WASHINGTON, D.C. — Russia has expanded its presence in Latin America in ways that signal “a clear return to Cold War tactics,” the general commanding U.S. southern forces said Thursday.

“Russia is using power projection in an attempt to erode U.S. leadership and challenge U.S. influence in the Western Hemisphere,” Marine Corps Gen. John Kelly, head of U.S. Southern Command, said in a statement submitted as he testified Thursday before the Senate Armed Services Committee.

As Russia’s President Vladimir Putin accuses the United States of meddling in his backyard by backing the government of Ukraine against pro-Russian separatists, the U.S. general’s report emphasized that Russia is stepping up its efforts to gain influence in the Americas.

“Periodically since 2008, Russia has pursued an increased presence in Latin America through propaganda, military arms and equipment sales, counterdrug agreements, and trade,” Kelly said. “Under President Putin, however, we have seen a clear return to Cold War tactics.”

Starting last year, a Russian intelligence ship has docked in Havana “multiple times conducting operations in the Gulf of Mexico and along the East Coast of the United States,” he said.

Russia is courting Cuba, Venezuela, and Nicaragua “to gain access to air bases and ports for resupply of Russian naval assets and strategic bombers operating in the Western Hemisphere,” Kelly said.

Related: Russia’s Putin in Cuba, Nicaragua to rekindle Latin America ties

A Russian intelligence warship docks at the port of Havana, Cuba.
Francisco Jara/AFP

U.S. President Barack Obama has moved the U.S. toward normalizing relations with Cuba, over objections from some lawmakers who say the island nation’s Communist regime can’t be trusted.

Kelly also cited Russian media reports announcing that the country would begin sending long-range strategic bombers to patrol the Caribbean Sea and the Gulf of Mexico to “monitor foreign powers’ military activities and maritime communications.” He didn’t say whether the U.S. has evidence that such flights have commenced.

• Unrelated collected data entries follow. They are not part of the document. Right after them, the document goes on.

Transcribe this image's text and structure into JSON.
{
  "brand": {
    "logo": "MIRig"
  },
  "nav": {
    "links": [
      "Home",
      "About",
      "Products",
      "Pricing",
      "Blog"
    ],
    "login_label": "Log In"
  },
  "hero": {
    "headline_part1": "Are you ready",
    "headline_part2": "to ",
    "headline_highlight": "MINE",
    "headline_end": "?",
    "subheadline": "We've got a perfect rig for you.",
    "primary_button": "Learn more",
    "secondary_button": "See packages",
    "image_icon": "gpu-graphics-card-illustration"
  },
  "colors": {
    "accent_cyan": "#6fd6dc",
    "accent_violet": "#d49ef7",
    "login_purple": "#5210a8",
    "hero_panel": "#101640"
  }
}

Russia’s activities don’t pose “an immediate threat” but “underscore the importance of remaining engaged with our partners” in the Americas, Kelly said.

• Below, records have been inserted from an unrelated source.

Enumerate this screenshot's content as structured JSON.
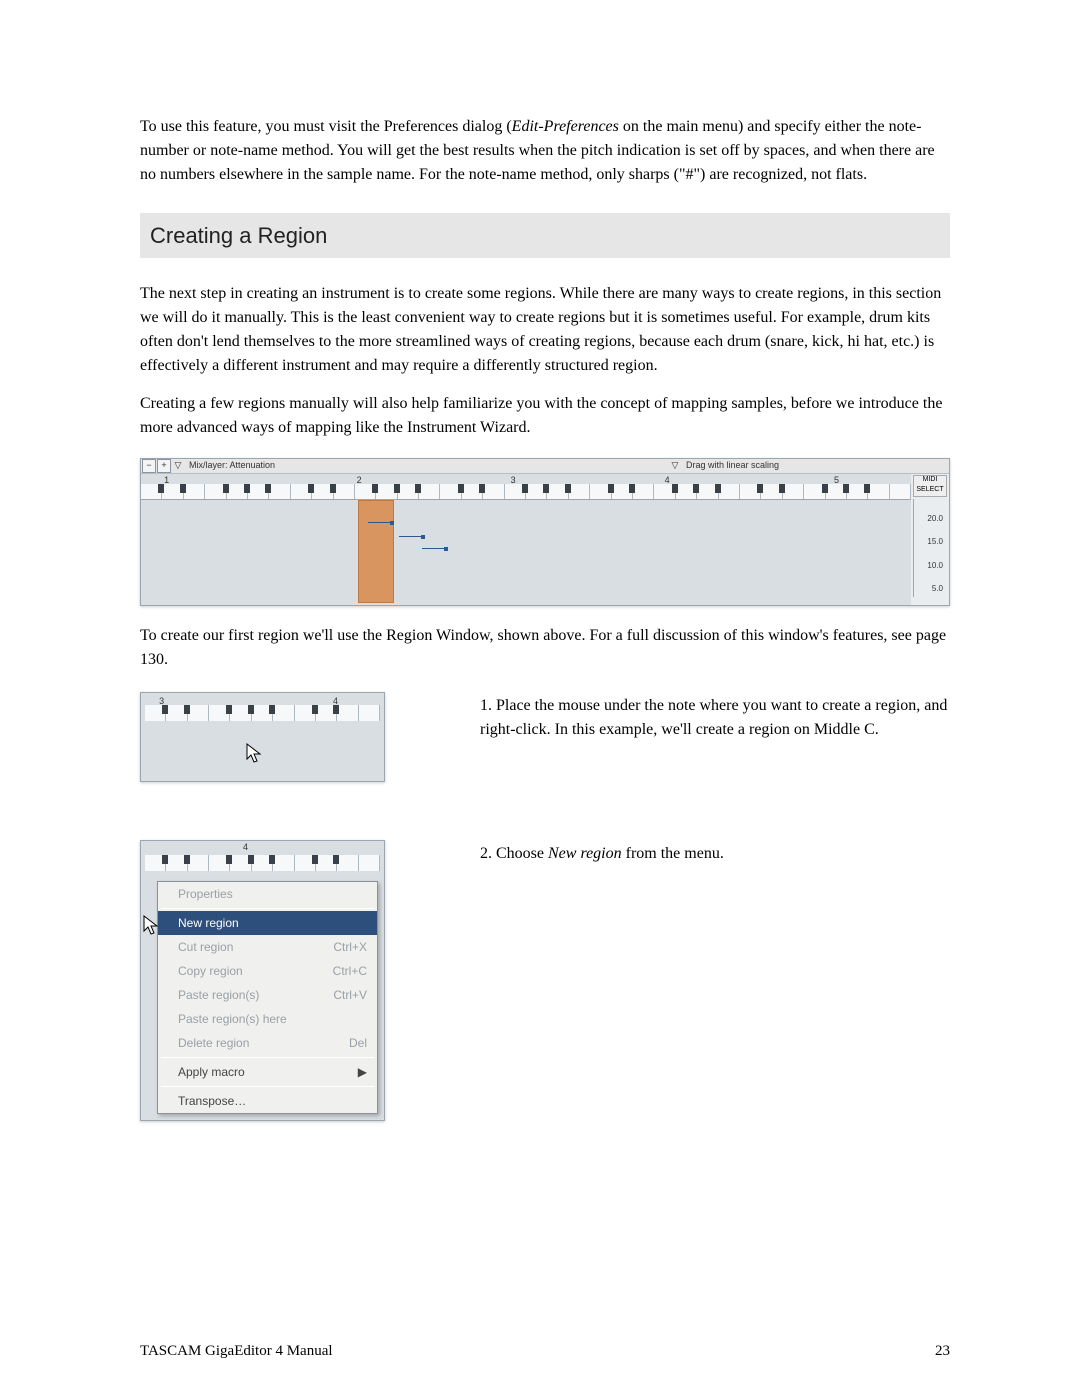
{
  "para1_a": "To use this feature, you must visit the Preferences dialog (",
  "para1_italic": "Edit-Preferences",
  "para1_b": " on the main menu) and specify either the note-number or note-name method.  You will get the best results when the pitch indication is set off by spaces, and when there are no numbers elsewhere in the sample name.  For the note-name method, only sharps (\"#\") are recognized, not flats.",
  "heading": "Creating a Region",
  "para2": "The next step in creating an instrument is to create some regions.  While there are many ways to create regions, in this section we will do it manually.  This is the least convenient way to create regions but it is sometimes useful.  For example, drum kits often don't lend themselves to the more streamlined ways of creating regions, because each drum (snare, kick, hi hat, etc.) is effectively a different instrument and may require a differently structured region.",
  "para3": "Creating a few regions manually will also help familiarize you with the concept of mapping samples, before we introduce the more advanced ways of mapping like the Instrument Wizard.",
  "figMain": {
    "toolbar": {
      "minus": "−",
      "plus": "+",
      "dd": "▽",
      "mixlayer": "Mix/layer: Attenuation",
      "drag": "Drag with linear scaling"
    },
    "midi1": "MIDI",
    "midi2": "SELECT",
    "scale": {
      "v1": "20.0",
      "v2": "15.0",
      "v3": "10.0",
      "v4": "5.0"
    },
    "octaves": [
      "1",
      "2",
      "3",
      "4",
      "5"
    ]
  },
  "para4": "To create our first region we'll use the Region Window, shown above.  For a full discussion of this window's features, see page 130.",
  "figSmall": {
    "oct3": "3",
    "oct4": "4"
  },
  "step1": "1. Place the mouse under the note where you want to create a region, and right-click.  In this example, we'll create a region on Middle C.",
  "step2_a": "2. Choose ",
  "step2_italic": "New region",
  "step2_b": " from the menu.",
  "figMenu": {
    "oct4": "4"
  },
  "menu": {
    "properties": "Properties",
    "newregion": "New region",
    "cut": "Cut region",
    "cut_sc": "Ctrl+X",
    "copy": "Copy region",
    "copy_sc": "Ctrl+C",
    "paste": "Paste region(s)",
    "paste_sc": "Ctrl+V",
    "pastehere": "Paste region(s) here",
    "delete": "Delete region",
    "delete_sc": "Del",
    "applymacro": "Apply macro",
    "transpose": "Transpose…"
  },
  "footer": {
    "title": "TASCAM GigaEditor 4 Manual",
    "page": "23"
  }
}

The closest the U.S. and what was then the Soviet Union came to nuclear war was during 13 days in October 1962 after the Communist nation secretly placed medium- and intermediate-range ballistic nuclear missiles in Cuba. The U.S. learned decades later that the Soviets also deployed 35 battlefield nuclear missiles and 40,000 troops, far more than the Central Intelligence Agency’s best estimate at the time of as many as 12,000 troops.

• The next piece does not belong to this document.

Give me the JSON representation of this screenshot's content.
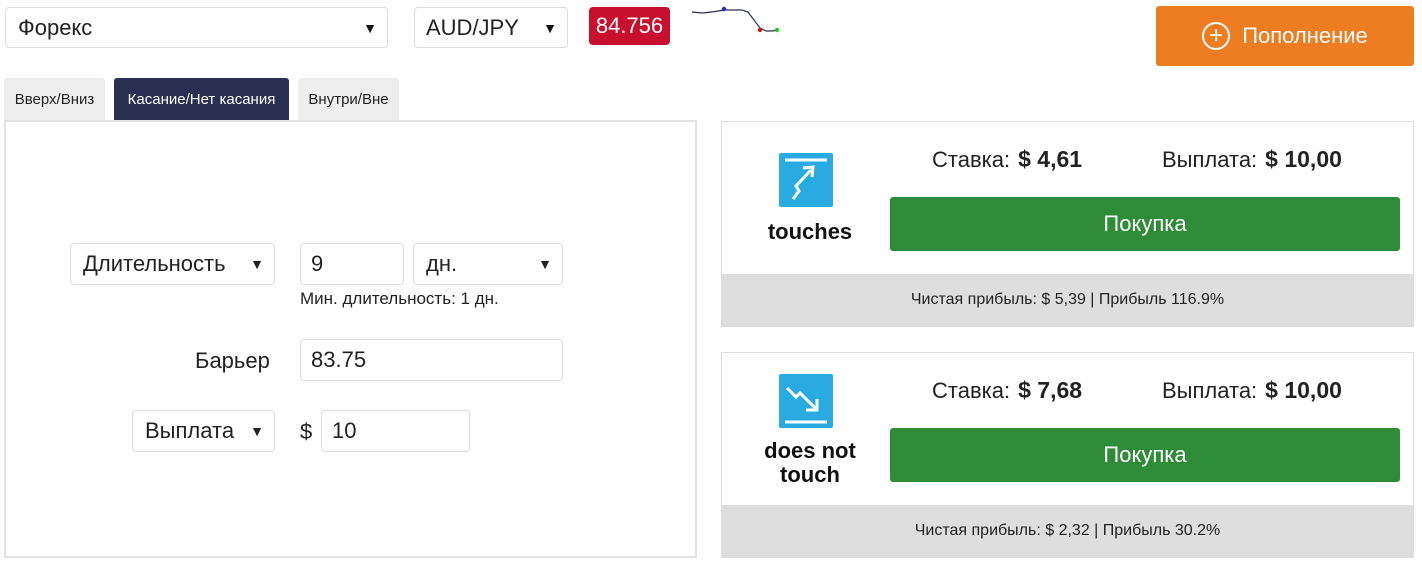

Separately, Adm. William Gortney, head of the U.S. Northern Command, told the Senate committee that Russia “is progressing toward its goal of deploying long-range, conventionally armed cruise missiles with ever-increasing stand- off launch distances on its heavy bombers, submarines and surface combatants.”

This non-nuclear weapon would augment “the Kremlin’s toolkit of flexible deterrent options,” if deployed, he said.